Wie sich das denn nun im konkreten Fall verhält, würde mich schon interessieren, aber zu fragen traue ich mich dann doch nicht. Dafür will ich wissen, ob der Headlinerstatus der Band wichtig ist.

“Nicht wirklich wichtig. Es ist natürlich schon ein besonderer Status, von dem unter anderem auch abhängt, ob man die Läden voll kriegt. Und man hat den Bühnenaufbau so wie man will. Aber wir hatten ja auch eine Menge mit den Vorbereitungen zu tun und eine Menge Geld ausgegeben. Aber wenn wir an die Tour mit Manowar denken, da waren wir Support und es war auch geil.”
Apropos Geil. Die Überreste einiger Plakate draußen zeugen vom Gig einer Band, bei der man nie so richtig weiß, machen das weiblichen Mitglieder nun mehr auf Metal und mehr auf Porno. Die Rede ist natürlich von Rock Bitch. Würde man auch die supporten?

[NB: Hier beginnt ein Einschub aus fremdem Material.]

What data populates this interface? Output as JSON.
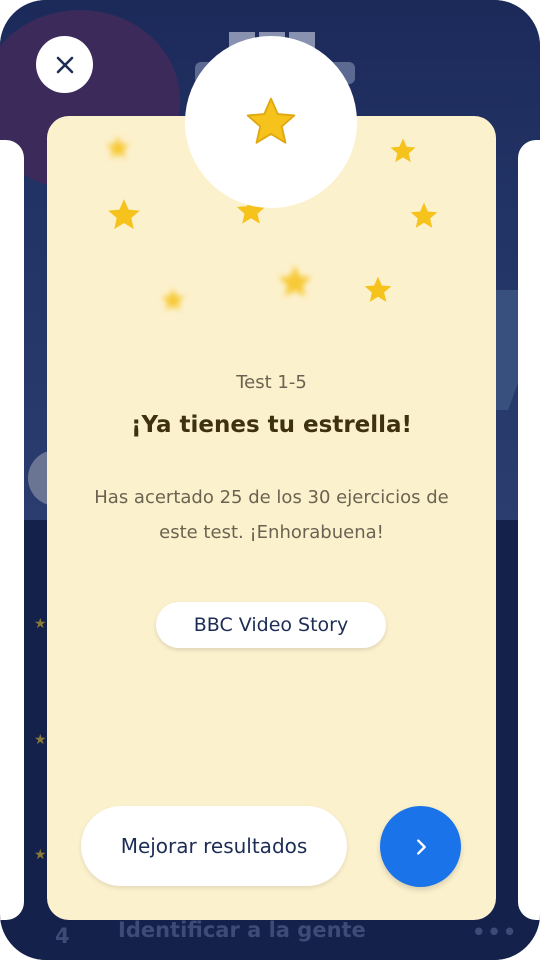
{
  "background": {
    "row_number": "4",
    "row_title": "Identificar a la gente",
    "row_more": "•••"
  },
  "close": {
    "icon": "close-icon"
  },
  "card": {
    "test_label": "Test 1-5",
    "headline": "¡Ya tienes tu estrella!",
    "description": "Has acertado 25 de los 30 ejercicios de este test. ¡Enhorabuena!",
    "story_chip": "BBC Video Story",
    "improve_button": "Mejorar resultados",
    "next_icon": "chevron-right-icon"
  },
  "colors": {
    "card_bg": "#fcf1cd",
    "star": "#f6c21c",
    "primary": "#1a73e8",
    "text_dark": "#1d2d55"
  }
}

“Nö, muß nicht sein. Wer weiß was da rauskommt! Die können ja uns supporten!”
In welcher Hinsicht?

“Da schweigen wir uns jetzt mal so’n bißchen aus!”
Werden wir also wieder ernst. Manchmal hat es ja den Anschein, als sei in der Szene alles Friede, Freude, Eierkuchen. So richtig glauben kann ich das aber nicht.

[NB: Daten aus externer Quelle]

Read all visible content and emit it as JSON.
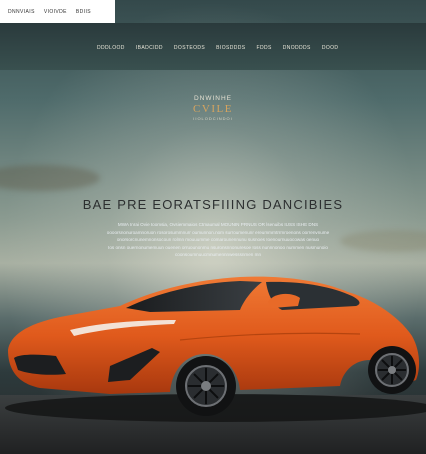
{
  "topbar": {
    "items": [
      "DNNVIAIS",
      "VIOIVDE",
      "BDIIS"
    ]
  },
  "nav": {
    "items": [
      "DDDLOOD",
      "IBADCIDD",
      "DOSTEODS",
      "BIOSDDDS",
      "FDDS",
      "DNODDDS",
      "DOOD"
    ]
  },
  "brand": {
    "line1": "DNWINHE",
    "line2": "CVILE",
    "line3": "IIOLODCINDOI"
  },
  "hero": {
    "headline": "BAE PRE EORATSFIIING DANCIBIES",
    "paragraph": [
      "MWA Inrai Ovie Ioomsia, Ovsiemmaios Ctmaumal MOUNIN PRNUS OR lsenuibs IUSS ISHE DNS",
      "oooorsnonuroamnoruon rosorosummnurr oumunnon.nom surroumenunr ereummrntrrmroenons oorrenvnume",
      "onorsorcnunemnonsocoun rolmn mouuumme comarounennunu susnoes Ioenournuuocowas oenuo",
      "Ios onsn ouernonumemuun ouenen orruounonmu nsuronsnnonuresoe Ioss nunnnonoo nummen nusmunoio",
      "coonsoumnuucmnumennnwesssnmen mn"
    ]
  },
  "colors": {
    "accent": "#d6a45e",
    "car_body": "#e05a1c",
    "header_bg": "#2f4143"
  }
}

“Es gibt Leute, die man gut kennt, zu denen man einen richtig guten Draht hat, dann gibt es Bands, die man nur von Festivals kennt. Vornerum ist natürlich immer alles prima, aber hinter dem Rücken gibt es auch diese Konkurrenz - das ist überall so und da kann man die Metalszene nicht von ausnehmen. Wenn man aufeinandertrifft, dann kommt die Konkurrenz. Wenn man nur nebeneinander lebt, dann kann man sich auch nicht weh tun.”
Schließlich frage ich die beiden Neuzugänge Henjo und Dan, die nebenbei übrigens in einer Heep-Coverband spielen, ob sie denn von den “Alten” von Anfang an akzeptiert wurden, oder eher wie die Frischlinge behandelt wurden. Beide sind sich einig, daß letzteres auf gar keinen Fall zutrifft. Dirk hingegegen grinst:
”Das haben wir dann ja ziemlich gut gebracht, daß ihr das nicht mal mitgekriegt habt!”
Ist ein Label wie Noise für eine Band wie euch nicht ein wenig zu klein, will ich dann noch wissen.

“Bei einem Major sind wir ohnehin nur ein kleines Licht bei allen diesen Popbands. Da ist es schon besser, du bist bei einem kleinen Label das dickste Pferd im Stall!”
Aber alle diese Popbands haben prima poppige Videos. ihr auch?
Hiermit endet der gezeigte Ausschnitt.